Ah ok jetzt kommt licht ins Spiel. Werde das Morgen mal testen. Melde mich dann noch mal.
Erstmal danke


----------



## dorow (27. Februar 2014)

Soweit hat erst mal alles funktioniert. Das umwandeln hat ohne Problem geklappt.

Jetzt das aber!

Die erzeugte csv Datei wird ja nicht automatisch alle 5 Sekunden aktualisiert. Desweiteren  kann ich die originale xls Datei nicht so anpassen wie ich das möchte.
Aus diesem Grund werden mir alle Informationen hintereinander im Display angezeigt. Das hilft mir nicht weiter, ich bräuchte z.B. Nur Wert x und y, nicht alle Werte, es sind ja auch nicht alle Sensoren belegt.
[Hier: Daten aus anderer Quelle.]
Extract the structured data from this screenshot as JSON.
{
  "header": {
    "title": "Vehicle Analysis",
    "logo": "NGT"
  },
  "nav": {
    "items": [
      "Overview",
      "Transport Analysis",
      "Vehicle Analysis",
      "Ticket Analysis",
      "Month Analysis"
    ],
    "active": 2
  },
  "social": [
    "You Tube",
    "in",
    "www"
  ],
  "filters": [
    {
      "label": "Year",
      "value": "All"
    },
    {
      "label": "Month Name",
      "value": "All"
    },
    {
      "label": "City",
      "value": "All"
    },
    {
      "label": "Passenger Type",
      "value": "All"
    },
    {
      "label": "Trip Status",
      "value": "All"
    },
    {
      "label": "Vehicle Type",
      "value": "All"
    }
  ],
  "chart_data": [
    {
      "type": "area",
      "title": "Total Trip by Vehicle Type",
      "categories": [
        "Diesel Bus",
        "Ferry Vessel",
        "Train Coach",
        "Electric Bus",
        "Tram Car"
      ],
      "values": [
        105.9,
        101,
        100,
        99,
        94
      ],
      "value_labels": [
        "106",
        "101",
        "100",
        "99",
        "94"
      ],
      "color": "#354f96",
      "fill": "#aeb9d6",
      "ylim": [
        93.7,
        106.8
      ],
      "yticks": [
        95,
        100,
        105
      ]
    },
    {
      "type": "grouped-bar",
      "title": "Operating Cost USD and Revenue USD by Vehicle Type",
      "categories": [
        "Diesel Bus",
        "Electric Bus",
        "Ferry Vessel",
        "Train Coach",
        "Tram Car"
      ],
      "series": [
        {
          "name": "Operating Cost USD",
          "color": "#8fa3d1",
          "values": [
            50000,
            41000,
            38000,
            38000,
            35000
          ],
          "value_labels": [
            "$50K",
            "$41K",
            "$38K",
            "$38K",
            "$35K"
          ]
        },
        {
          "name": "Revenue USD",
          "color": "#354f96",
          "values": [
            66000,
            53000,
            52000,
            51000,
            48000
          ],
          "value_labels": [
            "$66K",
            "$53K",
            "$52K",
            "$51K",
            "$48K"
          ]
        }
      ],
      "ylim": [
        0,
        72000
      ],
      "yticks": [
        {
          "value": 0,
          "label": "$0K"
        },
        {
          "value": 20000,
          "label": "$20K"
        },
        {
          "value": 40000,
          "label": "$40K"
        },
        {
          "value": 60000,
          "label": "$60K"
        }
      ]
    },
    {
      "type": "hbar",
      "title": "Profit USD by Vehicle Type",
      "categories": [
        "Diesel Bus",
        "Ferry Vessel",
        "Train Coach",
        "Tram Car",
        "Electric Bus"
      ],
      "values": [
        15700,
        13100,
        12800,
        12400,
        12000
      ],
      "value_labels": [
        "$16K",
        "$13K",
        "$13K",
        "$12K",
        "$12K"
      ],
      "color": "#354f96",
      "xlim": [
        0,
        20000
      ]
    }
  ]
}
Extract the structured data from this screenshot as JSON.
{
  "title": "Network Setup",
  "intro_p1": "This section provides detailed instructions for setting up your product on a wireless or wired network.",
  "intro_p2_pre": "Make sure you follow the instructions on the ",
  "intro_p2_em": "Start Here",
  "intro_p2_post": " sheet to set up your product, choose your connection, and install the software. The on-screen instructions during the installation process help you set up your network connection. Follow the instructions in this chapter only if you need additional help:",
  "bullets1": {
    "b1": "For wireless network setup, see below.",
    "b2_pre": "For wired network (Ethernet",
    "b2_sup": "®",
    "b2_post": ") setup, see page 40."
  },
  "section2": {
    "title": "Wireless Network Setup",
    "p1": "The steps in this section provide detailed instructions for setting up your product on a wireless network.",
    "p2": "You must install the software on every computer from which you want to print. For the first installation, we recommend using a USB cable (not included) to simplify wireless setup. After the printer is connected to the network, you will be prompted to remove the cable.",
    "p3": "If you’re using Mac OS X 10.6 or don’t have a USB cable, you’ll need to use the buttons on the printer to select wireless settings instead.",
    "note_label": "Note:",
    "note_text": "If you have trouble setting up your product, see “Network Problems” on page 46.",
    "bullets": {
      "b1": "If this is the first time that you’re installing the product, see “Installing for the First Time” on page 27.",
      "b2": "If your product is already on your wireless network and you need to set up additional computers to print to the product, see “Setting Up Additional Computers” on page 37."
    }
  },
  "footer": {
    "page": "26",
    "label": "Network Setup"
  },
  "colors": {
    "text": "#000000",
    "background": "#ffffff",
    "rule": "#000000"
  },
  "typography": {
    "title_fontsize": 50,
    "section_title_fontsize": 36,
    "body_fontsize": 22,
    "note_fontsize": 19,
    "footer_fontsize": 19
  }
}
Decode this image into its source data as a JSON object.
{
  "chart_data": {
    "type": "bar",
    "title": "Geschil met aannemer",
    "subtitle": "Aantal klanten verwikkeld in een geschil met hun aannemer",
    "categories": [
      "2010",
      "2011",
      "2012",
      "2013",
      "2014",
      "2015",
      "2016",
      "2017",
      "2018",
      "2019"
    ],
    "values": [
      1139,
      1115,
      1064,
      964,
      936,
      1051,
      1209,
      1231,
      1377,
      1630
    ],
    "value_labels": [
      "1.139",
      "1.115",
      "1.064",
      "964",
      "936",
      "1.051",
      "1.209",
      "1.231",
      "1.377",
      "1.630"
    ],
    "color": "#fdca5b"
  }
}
Diese werden aber mit gespeichert und angezeigt.

Schade, aber danke für eure Hilfe. Werde auch noch mal ein Bild hochladen.


----------



## Rho (27. Februar 2014)

dorow schrieb:


> Soweit hat erst mal alles funktioniert. Das umwandeln hat ohne Problem geklappt.


Immerhin schon mal ein Anfang.



dorow schrieb:


> Die erzeugte csv Datei wird ja nicht automatisch alle 5 Sekunden aktualisiert.


Das zu ändern ist kein Problem.



dorow schrieb:


> ich bräuchte z.B. Nur Wert x und y, nicht alle Werte, es sind ja auch nicht alle Sensoren belegt.


Deshalb wollte ich ja schon mehrfach wissen, wie die Ausgabe der Umwandlung konkret aussehen soll.


----------



## dorow (27. Februar 2014)

Also hier mal ein Bild.

Mich Interessieren nur die 26.6 und 0.93

Die 26.6 ist die Wassertemperatur und 0.93 der Durchfluss. Es werden auch immer die letzten Werte der csv Datei geladen. Das ist auch schon mal gut, da die Werte ja fortlaufen gespeichert werden.

Mich würde jetzt Interessieren wie man die csv Datei automatisch mit Aktualiesiert und die Werte nur angezeigt werden die man benötigt.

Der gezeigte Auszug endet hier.